The US dollar embarked on a new wave of decline against the pound and lost the equivalent of about 20 piastres of its value on Monday and Tuesday. The greenback settled on EGP 17.8285 for buying and EGP 17.9543 for selling, compared to EGP 18.0276 for buying and EGP 18.1518 for selling on Sunday.
In banks, the dollar was changing hands on Tuesday at EGP 17.8-17.9 for buying and EGP 17.9-18 for selling.
This value is the lowest against the Egyptian pound since mid-March 2017.
Chairperson of Banque Misr Mohamed El-Etreby said that there is great supply of the dollar at banks, which is leading to this depreciation in its value against the Egyptian pound.
He told Daily News Egypt that the interbank market is seeing great activity, as many banks have been injecting more funds after covering the demand of their clients of hard cash.
Moreover, he added that the large difference between the interest rate on savings in pounds and the dollar’s interest pushed many people to convert their dollar savings into pounds, which increased the supply of the greenback.
He predicted the dollar to continue its depreciation wave in the coming period amid increasing supply.
El-Etreby pointed out that Banque Misr collected $2.7bn from clients since the flotation of the pound on 3 November 2016.
Vice chairperson of the National Bank of Egypt (NBE) Yehia Aboul Fotouh said that all indicators point to further depreciation.
He explained that the depreciation is mainly caused by growing supply of hard currency at banks.

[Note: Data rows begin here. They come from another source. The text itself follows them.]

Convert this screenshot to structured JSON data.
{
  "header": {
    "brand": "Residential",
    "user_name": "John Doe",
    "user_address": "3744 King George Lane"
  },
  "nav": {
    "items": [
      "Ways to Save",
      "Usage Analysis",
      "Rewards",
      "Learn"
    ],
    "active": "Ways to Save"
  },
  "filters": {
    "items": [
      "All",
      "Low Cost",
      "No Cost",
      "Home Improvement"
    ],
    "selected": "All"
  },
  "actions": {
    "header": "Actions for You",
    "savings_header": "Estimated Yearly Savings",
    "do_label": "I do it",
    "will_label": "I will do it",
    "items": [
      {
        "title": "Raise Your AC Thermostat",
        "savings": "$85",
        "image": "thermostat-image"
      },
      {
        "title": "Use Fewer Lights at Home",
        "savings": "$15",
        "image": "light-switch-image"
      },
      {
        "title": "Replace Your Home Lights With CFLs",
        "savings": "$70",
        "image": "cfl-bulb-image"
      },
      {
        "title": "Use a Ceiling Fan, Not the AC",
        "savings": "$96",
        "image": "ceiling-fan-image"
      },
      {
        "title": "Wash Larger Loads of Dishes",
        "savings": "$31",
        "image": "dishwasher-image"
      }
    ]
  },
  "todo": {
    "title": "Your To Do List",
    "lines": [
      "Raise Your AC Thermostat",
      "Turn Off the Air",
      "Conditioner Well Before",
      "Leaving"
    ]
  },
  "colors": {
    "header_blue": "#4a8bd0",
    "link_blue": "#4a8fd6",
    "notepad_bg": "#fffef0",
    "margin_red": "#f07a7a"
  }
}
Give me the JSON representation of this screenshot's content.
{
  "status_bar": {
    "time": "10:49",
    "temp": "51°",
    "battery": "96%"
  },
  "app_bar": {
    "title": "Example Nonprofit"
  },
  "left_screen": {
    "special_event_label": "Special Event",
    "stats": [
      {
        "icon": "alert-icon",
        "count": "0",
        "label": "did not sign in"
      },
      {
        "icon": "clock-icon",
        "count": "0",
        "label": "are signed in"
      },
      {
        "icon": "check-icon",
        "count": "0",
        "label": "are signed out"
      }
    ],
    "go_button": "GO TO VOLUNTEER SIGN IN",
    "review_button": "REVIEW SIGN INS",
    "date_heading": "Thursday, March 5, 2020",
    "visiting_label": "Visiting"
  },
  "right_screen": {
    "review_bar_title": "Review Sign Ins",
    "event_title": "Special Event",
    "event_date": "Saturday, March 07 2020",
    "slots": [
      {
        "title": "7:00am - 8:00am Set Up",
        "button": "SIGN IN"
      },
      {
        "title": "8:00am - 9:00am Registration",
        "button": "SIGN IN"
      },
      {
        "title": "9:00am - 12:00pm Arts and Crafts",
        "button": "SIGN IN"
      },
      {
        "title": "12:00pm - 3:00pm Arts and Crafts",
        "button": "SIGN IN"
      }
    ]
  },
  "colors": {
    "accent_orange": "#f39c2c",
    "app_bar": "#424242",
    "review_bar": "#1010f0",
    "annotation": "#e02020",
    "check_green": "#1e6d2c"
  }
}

He added that there has been a significant increase in the foreign exchange at banks since the flotation, noting that NBE alone collected $9.5bn.
According to Aboul Fotouh, the increasing collection of dollars from clients in Egypt and through remittances—which amounted to $25bn across the banking sector—is coupled with more financial packages worth $25bn, as well as the dollar dominated bonds issued by the government recently. In addition, he noted that foreign direct and indirect investments and proceeds from exports have also contributed to the supply growing.
On the other hand, he pointed out that import demand has declined, which eased demand on the dollar.
In a related context, a senior banker told Daily News Egypt that the banks started to give their customers cash liquidity of up to $2,000 without asking for any documents, depending on the precedent of dealing between the bank and its clients.
Banks had placed strict restrictions on customers’ access to the dollar either for travel or for other purposes.